Once upon a time I took great pride in being able to predict what new rock & roll band was going to make it big. Starting in the late ’70s, I thought I had a finger on the pulse of all things musically cool. I started a collection of debut 45s and albums by groups like Van Halen, Lynyrd Skynyrd, Journey, Boston and U2. I would save up my money and make a pilgrimage to Tower Records, then play them for my friends, before they even knew their names. I seemed to be right every time. I fancied myself a rock critic, a hitmaker.
I couldn't answer the musical question, "What is hip?" In other words, I got old.

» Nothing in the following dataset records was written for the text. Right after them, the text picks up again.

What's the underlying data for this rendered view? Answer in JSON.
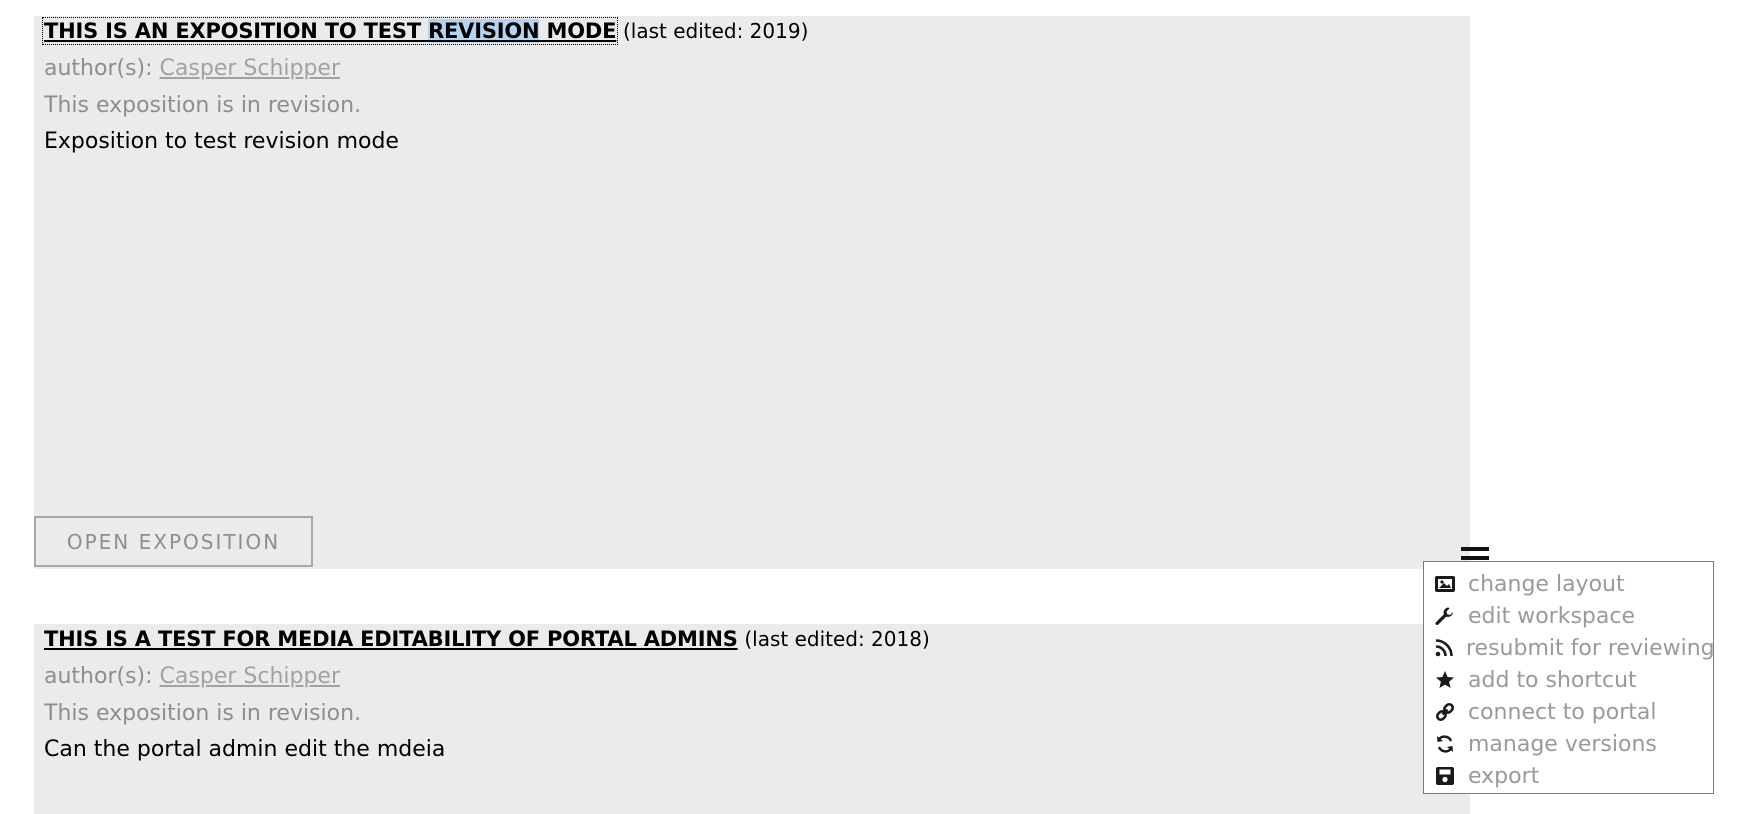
{
  "expositions": [
    {
      "title_pre": "THIS IS AN EXPOSITION TO TEST ",
      "title_highlight": "REVISION",
      "title_post": " MODE",
      "last_edited": "(last edited: 2019)",
      "author_label": "author(s):",
      "author_name": "Casper Schipper",
      "status": "This exposition is in revision.",
      "description": "Exposition to test revision mode",
      "open_button": "OPEN EXPOSITION"
    },
    {
      "title": "THIS IS A TEST FOR MEDIA EDITABILITY OF PORTAL ADMINS",
      "last_edited": "(last edited: 2018)",
      "author_label": "author(s):",
      "author_name": "Casper Schipper",
      "status": "This exposition is in revision.",
      "description": "Can the portal admin edit the mdeia"
    }
  ],
  "menu": {
    "toggle_icon": "hamburger-icon",
    "items": [
      {
        "label": "change layout",
        "icon": "image-icon"
      },
      {
        "label": "edit workspace",
        "icon": "wrench-icon"
      },
      {
        "label": "resubmit for reviewing",
        "icon": "rss-icon"
      },
      {
        "label": "add to shortcut",
        "icon": "star-icon"
      },
      {
        "label": "connect to portal",
        "icon": "link-icon"
      },
      {
        "label": "manage versions",
        "icon": "refresh-icon"
      },
      {
        "label": "export",
        "icon": "save-icon"
      }
    ]
  },
  "colors": {
    "card_background": "#ebebeb",
    "muted_text": "#8e8e8e",
    "selection": "#b5d4f0"
  }
}
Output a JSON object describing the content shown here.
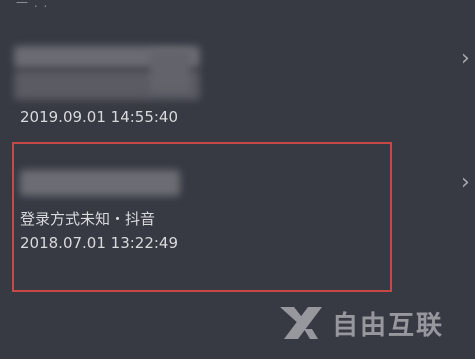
{
  "list": {
    "top_fragment": "一 . .",
    "items": [
      {
        "login_method": "",
        "timestamp": "2019.09.01 14:55:40",
        "chevron_glyph": "›"
      },
      {
        "login_method": "登录方式未知・抖音",
        "timestamp": "2018.07.01 13:22:49",
        "chevron_glyph": "›"
      }
    ]
  },
  "annotation": {
    "highlight_color": "#c84848"
  },
  "watermark": {
    "text": "自由互联",
    "logo_icon": "x-logo-icon"
  },
  "colors": {
    "background": "#373943",
    "text": "#d9dadd",
    "chevron": "#a9aab0"
  }
}
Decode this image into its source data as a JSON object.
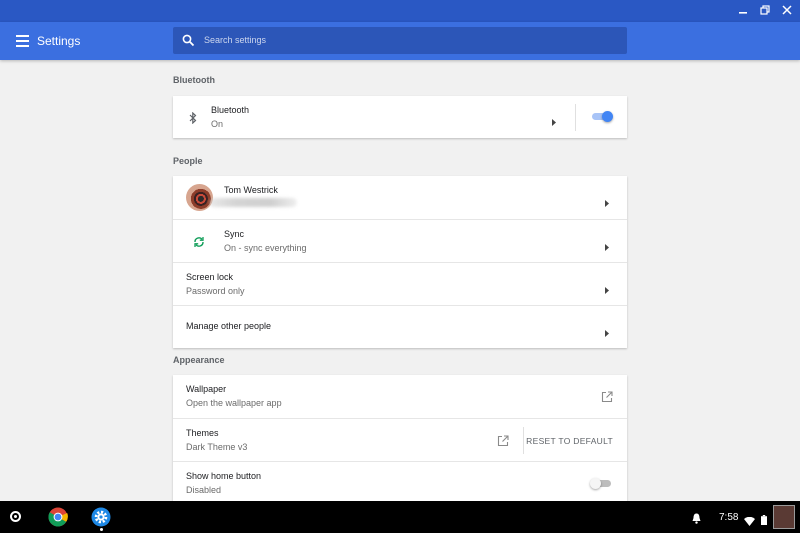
{
  "header": {
    "menu_icon": "hamburger-menu-icon",
    "title": "Settings",
    "search_placeholder": "Search settings"
  },
  "window_controls": [
    "minimize-icon",
    "restore-icon",
    "close-icon"
  ],
  "bluetooth": {
    "section_title": "Bluetooth",
    "row": {
      "icon": "bluetooth-icon",
      "title": "Bluetooth",
      "subtitle": "On",
      "toggle_on": true
    }
  },
  "people": {
    "section_title": "People",
    "account": {
      "name": "Tom Westrick"
    },
    "sync": {
      "icon": "sync-icon",
      "title": "Sync",
      "subtitle": "On - sync everything"
    },
    "screen_lock": {
      "title": "Screen lock",
      "subtitle": "Password only"
    },
    "manage": {
      "title": "Manage other people"
    }
  },
  "appearance": {
    "section_title": "Appearance",
    "wallpaper": {
      "title": "Wallpaper",
      "subtitle": "Open the wallpaper app",
      "icon": "open-external-icon"
    },
    "themes": {
      "title": "Themes",
      "subtitle": "Dark Theme v3",
      "icon": "open-external-icon",
      "reset_label": "RESET TO DEFAULT"
    },
    "home_button": {
      "title": "Show home button",
      "subtitle": "Disabled",
      "toggle_on": false
    }
  },
  "shelf": {
    "apps": [
      "launcher-icon",
      "chrome-icon",
      "settings-icon"
    ],
    "clock": "7:58",
    "tray_icons": [
      "notification-bell-icon",
      "wifi-icon",
      "battery-icon"
    ]
  },
  "colors": {
    "titlebar": "#2a58c4",
    "header": "#3b6fe0",
    "toggle_on": "#4285f4",
    "sync_green": "#0f9d58"
  }
}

In the 80’s, I “discovered” Tears for Fears, R.E.M., The Police, Madonna, Huey Lewis and Dire Straits. Somehow I figured out who was built to last and who was a flash in the pan. I talked like I invented MTV just because I had a video camera and could lip synch while playing air guitar.

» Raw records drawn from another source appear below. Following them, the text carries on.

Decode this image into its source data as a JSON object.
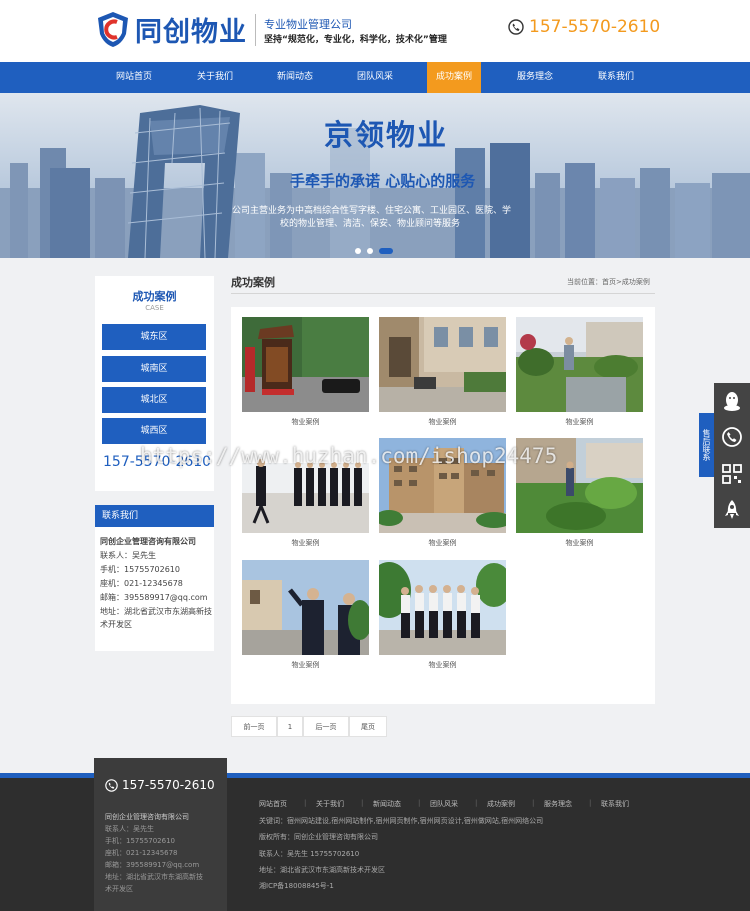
{
  "header": {
    "brand": "同创物业",
    "tagline1": "专业物业管理公司",
    "tagline2": "坚持“规范化，专业化，科学化，技术化”管理",
    "phone": "157-5570-2610",
    "colors": {
      "brand": "#1d57b3",
      "accent": "#f39a1e"
    }
  },
  "nav": {
    "items": [
      {
        "label": "网站首页"
      },
      {
        "label": "关于我们"
      },
      {
        "label": "新闻动态"
      },
      {
        "label": "团队风采"
      },
      {
        "label": "成功案例",
        "active": true
      },
      {
        "label": "服务理念"
      },
      {
        "label": "联系我们"
      }
    ]
  },
  "banner": {
    "title": "京领物业",
    "slogan": "手牵手的承诺   心贴心的服务",
    "desc1": "公司主营业务为中高档综合性写字楼、住宅公寓、工业园区、医院、学",
    "desc2": "校的物业管理、清洁、保安、物业顾问等服务"
  },
  "sidebar": {
    "title": "成功案例",
    "subtitle": "CASE",
    "items": [
      {
        "label": "城东区"
      },
      {
        "label": "城南区"
      },
      {
        "label": "城北区"
      },
      {
        "label": "城西区"
      }
    ],
    "phone": "157-5570-2610"
  },
  "contact": {
    "title": "联系我们",
    "company": "同创企业管理咨询有限公司",
    "person": "联系人：吴先生",
    "mobile": "手机：15755702610",
    "tel": "座机：021-12345678",
    "email": "邮箱：395589917@qq.com",
    "address1": "地址：湖北省武汉市东湖高新技",
    "address2": "术开发区"
  },
  "main": {
    "title": "成功案例",
    "breadcrumb": "当前位置：首页>成功案例",
    "cases": [
      {
        "caption": "物业案例",
        "icon": "pavilion-photo"
      },
      {
        "caption": "物业案例",
        "icon": "building-entrance-photo"
      },
      {
        "caption": "物业案例",
        "icon": "gardener-photo"
      },
      {
        "caption": "物业案例",
        "icon": "guards-lineup-photo"
      },
      {
        "caption": "物业案例",
        "icon": "residential-complex-photo"
      },
      {
        "caption": "物业案例",
        "icon": "garden-worker-photo"
      },
      {
        "caption": "物业案例",
        "icon": "guards-saluting-photo"
      },
      {
        "caption": "物业案例",
        "icon": "guards-parade-photo"
      }
    ],
    "pagination": {
      "prev": "前一页",
      "current": "1",
      "next": "后一页",
      "last": "尾页"
    }
  },
  "watermark": "https://www.huzhan.com/ishop24475",
  "float": {
    "tab": "售后联系",
    "icons": [
      "qq-icon",
      "phone-icon",
      "qrcode-icon",
      "rocket-icon"
    ]
  },
  "footer": {
    "phone": "157-5570-2610",
    "company": "同创企业管理咨询有限公司",
    "person": "联系人：吴先生",
    "mobile": "手机：15755702610",
    "tel": "座机：021-12345678",
    "email": "邮箱：395589917@qq.com",
    "address1": "地址：湖北省武汉市东湖高新技",
    "address2": "术开发区",
    "nav": [
      {
        "label": "网站首页"
      },
      {
        "label": "关于我们"
      },
      {
        "label": "新闻动态"
      },
      {
        "label": "团队风采"
      },
      {
        "label": "成功案例"
      },
      {
        "label": "服务理念"
      },
      {
        "label": "联系我们"
      }
    ],
    "keywords": "关键词：宿州网站建设,宿州网站制作,宿州网页制作,宿州网页设计,宿州做网站,宿州网络公司",
    "copyright": "版权所有：同创企业管理咨询有限公司",
    "contact": "联系人：吴先生 15755702610",
    "address": "地址：湖北省武汉市东湖高新技术开发区",
    "icp": "湘ICP备18008845号-1"
  }
}
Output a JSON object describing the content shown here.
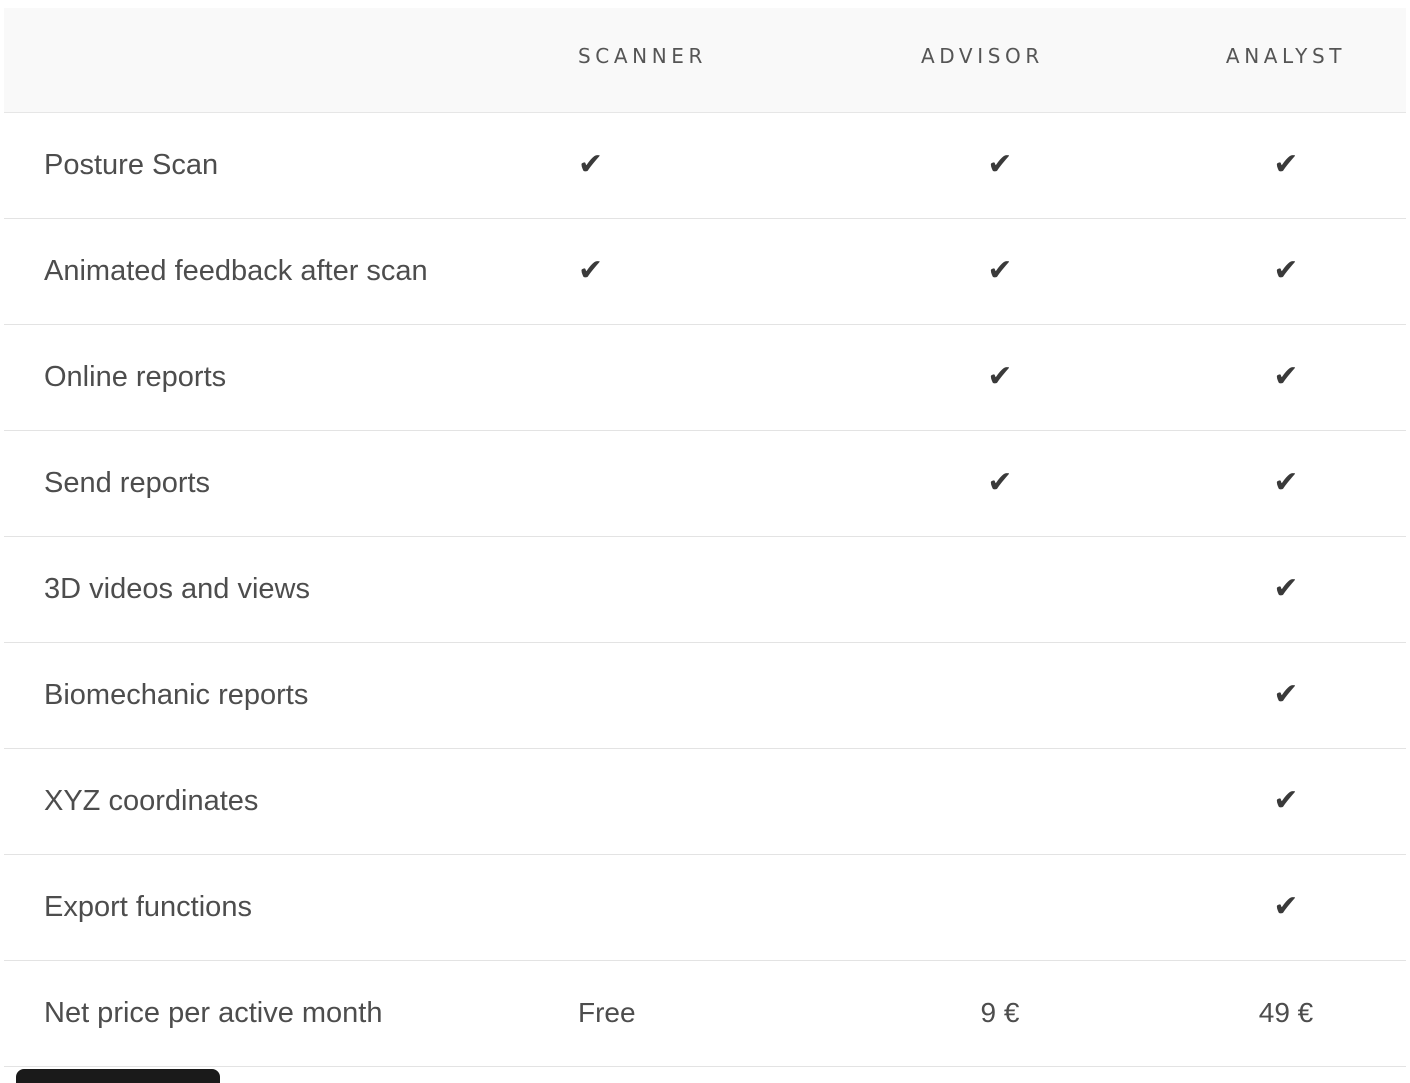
{
  "columns": {
    "scanner": "SCANNER",
    "advisor": "ADVISOR",
    "analyst": "ANALYST"
  },
  "check_glyph": "✔",
  "check_icon": "heavy-check-mark",
  "rows": [
    {
      "feature": "Posture Scan",
      "scanner": true,
      "advisor": true,
      "analyst": true
    },
    {
      "feature": "Animated feedback after scan",
      "scanner": true,
      "advisor": true,
      "analyst": true
    },
    {
      "feature": "Online reports",
      "scanner": false,
      "advisor": true,
      "analyst": true
    },
    {
      "feature": "Send reports",
      "scanner": false,
      "advisor": true,
      "analyst": true
    },
    {
      "feature": "3D videos and views",
      "scanner": false,
      "advisor": false,
      "analyst": true
    },
    {
      "feature": "Biomechanic reports",
      "scanner": false,
      "advisor": false,
      "analyst": true
    },
    {
      "feature": "XYZ coordinates",
      "scanner": false,
      "advisor": false,
      "analyst": true
    },
    {
      "feature": "Export functions",
      "scanner": false,
      "advisor": false,
      "analyst": true
    }
  ],
  "price_row": {
    "label": "Net price per active month",
    "scanner": "Free",
    "advisor": "9 €",
    "analyst": "49 €"
  },
  "colors": {
    "header_background": "#f9f9f9",
    "text": "#4d4d4d",
    "divider": "#e3e3e3"
  }
}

But in the 90s, I didn’t see Nirvana, the Red Hot Chili Peppers, and Pearl Jam coming. Something happened. I couldn’t answer the musical question, “What is hip?” In other words, I got old.

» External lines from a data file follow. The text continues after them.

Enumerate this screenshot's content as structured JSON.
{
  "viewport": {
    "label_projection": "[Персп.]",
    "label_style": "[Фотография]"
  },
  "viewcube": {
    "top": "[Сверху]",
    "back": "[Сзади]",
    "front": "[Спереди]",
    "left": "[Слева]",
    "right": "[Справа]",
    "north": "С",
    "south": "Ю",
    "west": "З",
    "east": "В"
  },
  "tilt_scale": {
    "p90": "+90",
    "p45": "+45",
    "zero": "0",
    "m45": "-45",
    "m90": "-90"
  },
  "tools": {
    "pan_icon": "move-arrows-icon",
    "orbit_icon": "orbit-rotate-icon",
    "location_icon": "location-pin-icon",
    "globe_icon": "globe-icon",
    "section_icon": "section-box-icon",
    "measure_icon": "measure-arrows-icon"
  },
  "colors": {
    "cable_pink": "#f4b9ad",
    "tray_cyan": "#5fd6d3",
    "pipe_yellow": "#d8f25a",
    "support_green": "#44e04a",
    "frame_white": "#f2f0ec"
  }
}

I had tied my self image to my ability to stay current with popular music. You know, the stuff we now call “classic rock.” So it seemed to mean I had to cut my hair, get rid of the ’67 Le Mans and get a Honda. Lose the t-shirt, buy some suits and ties, and think about life insurance and, well, having a family.
Now my 19-year-old points out the latest thing in music to me, and is quite articulate about why they’re hits. And why others will fail because they are “over-produced.” So I realized I could learn something from the next generation, and fulfill the promise of Graham Nash to “Teach Your Children Well.” Meanwhile, my 14-year-old has his own rock band, and guess what they play? Yup, classic rock. Wonder where he got that?